Did you know perfectionism is one of the biggest confidence killers?
Obsession with “getting it perfect” to avoid criticism and failure.
Raise your hand if you’re a self-proclaimed perfectionist. You too huh?
The pursuit of perfection can be crippling. This perfectionist thinking plagues mostly women.
It’s no wonder perfectionism is linked to numerous negative health effects, including higher rates of anxiety, depression, unhappiness and eating disorders.
That’s crazy to think about. But it’s true.
Perfectionism keeps us stuck in the cycle of self-doubt. As harsh as it sounds, it is an EXCUSE to avoid something we don’t like or we don’t have much confidence around. It keeps us from putting our great ideas and our great selves out into the world.
Perfection paralysis is a trick your mind plays on you in an attempt to keep you safe.
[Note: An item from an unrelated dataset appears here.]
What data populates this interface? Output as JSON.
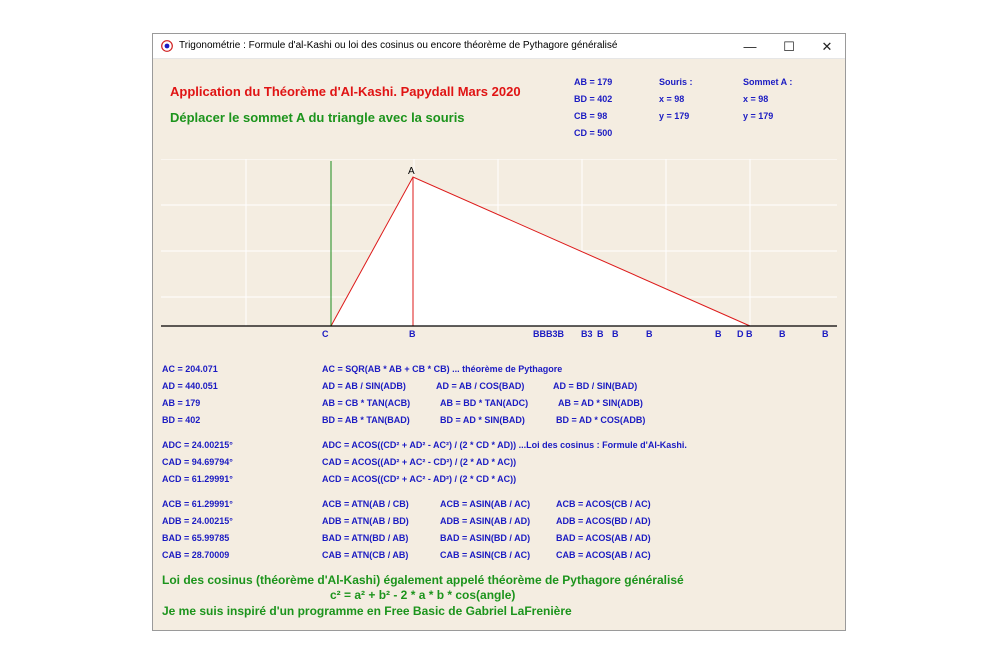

Whenever you are about to put a piece of yourself out in the world (say by starting a business or asking someone out on a date) you form an idea of it in your mind first. You think, “I don’t want to be rejected or judged.” “I don’t want to fail.”
If perfection is your standard, of course you will never be fully confident because the bar is always impossibly high, and you will inevitably and routinely feel inadequate.
Action is the anecdote to self-doubt. Well, here’s the rub. Perfectionism keeps us from taking action. Perfectionism is the greatest form of procrastination.
I’m reminded of an important principle from the science of systems and software design: the good-enough principle.
The principle states that most consumers will use products that are good enough, even if there are more technically advanced options available to them.
This means that in most areas of life, good enough really is good enough. True success is progress towards goals that matter to you.
When you strive for perfection, you are bound to fail, and this can lead to even more self-criticism, turning your mind into your enemy.
By calling on the good-enough principle to reframe your perspective, you are giving yourself permission to fail.
Trust me: You will fail at something along the way. It is only when the pressure of perfection has been removed that you can tap into your inner genius and do your best work.
Next time you find yourself stalling out on an important project, suffering from writer’s block or avoiding asking your cute co-worker out to dinner, remember the good-enough principle and give yourself permission to try.